Kean’s music choices are similarly important. While much of the music is inspired by the goddesses she represents, other song choices relate to her religious upbringing, popular songs from her childhood and soundscapes representing water and wind. Kean noted to me that salsa, a dance style she came to later in life, was for her an initiation into the world of these goddesses. One of her first salsa teachers told her that in order to fully understand and authentically embody a dance form like salsa, you have to know about its roots. Kean was exposed to Toronto-based teachers and performers of Afro-Cuban dance traditions, which first triggered her love for the dance style. Ori brings that passion to fruition.

None of this would resonate so deeply without the stunning textiles of Bruno Vinhas, Kean’s collaborator on Ori. During their collaborative process, it was clear to Vinhas that Kean’s life story focused on belonging, finding a place to call home; Vinhas therefore chose to represent ori quite literally as a portrait that hung on the back of the set, overseeing the performance and Kean’s journey. Vinhas used a variety of fabric manipulation techniques in the stunning hand-stitched piece. The fabric and colour choices of the ori portrait, Kean’s costumes and the moveable set pieces and props were inspired both by African-Brazilian cultures and the natural elements found in Newfoundland – such as water and wind – clearly a visual manifestation of Vinhas and Kean’s cultural collaboration. The result was a rich, vibrant visual complement to the performance that concluded with an art installation that the audience was invited to walk through and view up close after the performance ended.

It took me three days after watching Ori before I could start to find words to describe it – three days before I could move past the visceral response I had to Ori and start to think about what I had seen, heard and experienced. On the surface, I have much in common with Kean: we are both Torontonian, lapsed Catholic, gen-X dancers who unintentionally found home in Newfoundland. These links provided many laughs and gave me an instant feeling of connection as an audience member. St. John’s being the big-small town that it is, the audience was filled with many who would know Kean as family, friends and colleagues in the local arts community. Many would have made connections to the personal elements of the narrative.

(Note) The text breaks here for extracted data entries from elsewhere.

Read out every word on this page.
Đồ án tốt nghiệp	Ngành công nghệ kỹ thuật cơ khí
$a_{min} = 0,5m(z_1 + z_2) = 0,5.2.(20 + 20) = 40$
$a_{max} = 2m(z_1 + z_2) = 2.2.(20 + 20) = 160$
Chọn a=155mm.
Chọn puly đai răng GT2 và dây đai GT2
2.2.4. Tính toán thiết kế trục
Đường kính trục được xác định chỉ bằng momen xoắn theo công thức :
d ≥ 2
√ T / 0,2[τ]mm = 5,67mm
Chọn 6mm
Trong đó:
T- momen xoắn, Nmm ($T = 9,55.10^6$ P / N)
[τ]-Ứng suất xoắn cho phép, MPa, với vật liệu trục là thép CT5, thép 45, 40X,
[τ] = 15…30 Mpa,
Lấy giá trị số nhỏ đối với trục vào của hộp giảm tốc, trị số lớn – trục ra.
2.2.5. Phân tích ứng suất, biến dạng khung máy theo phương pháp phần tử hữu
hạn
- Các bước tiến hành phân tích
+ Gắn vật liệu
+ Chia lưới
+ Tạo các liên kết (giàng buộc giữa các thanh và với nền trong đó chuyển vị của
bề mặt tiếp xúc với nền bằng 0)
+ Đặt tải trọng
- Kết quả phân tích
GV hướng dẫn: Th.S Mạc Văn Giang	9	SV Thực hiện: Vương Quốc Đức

But to leave it at those connections would be to merely skim the surface of this layered and sensitive piece of work. At its heart, Ori is about love, loss and belonging, and troubles the concept of home. By tapping into how both her personal story and the stories of the Brazilian goddesses link to these universal themes, Ori took the audience further than we may have expected to go. Peals of laughter gave way to tears shed in silence as the audience waited to be nudged, like a wave on the shore, toward the next scene. The piece deftly drew us in with humour and whimsy, into darkness and back, tentatively and hopefully, into the light of possibility.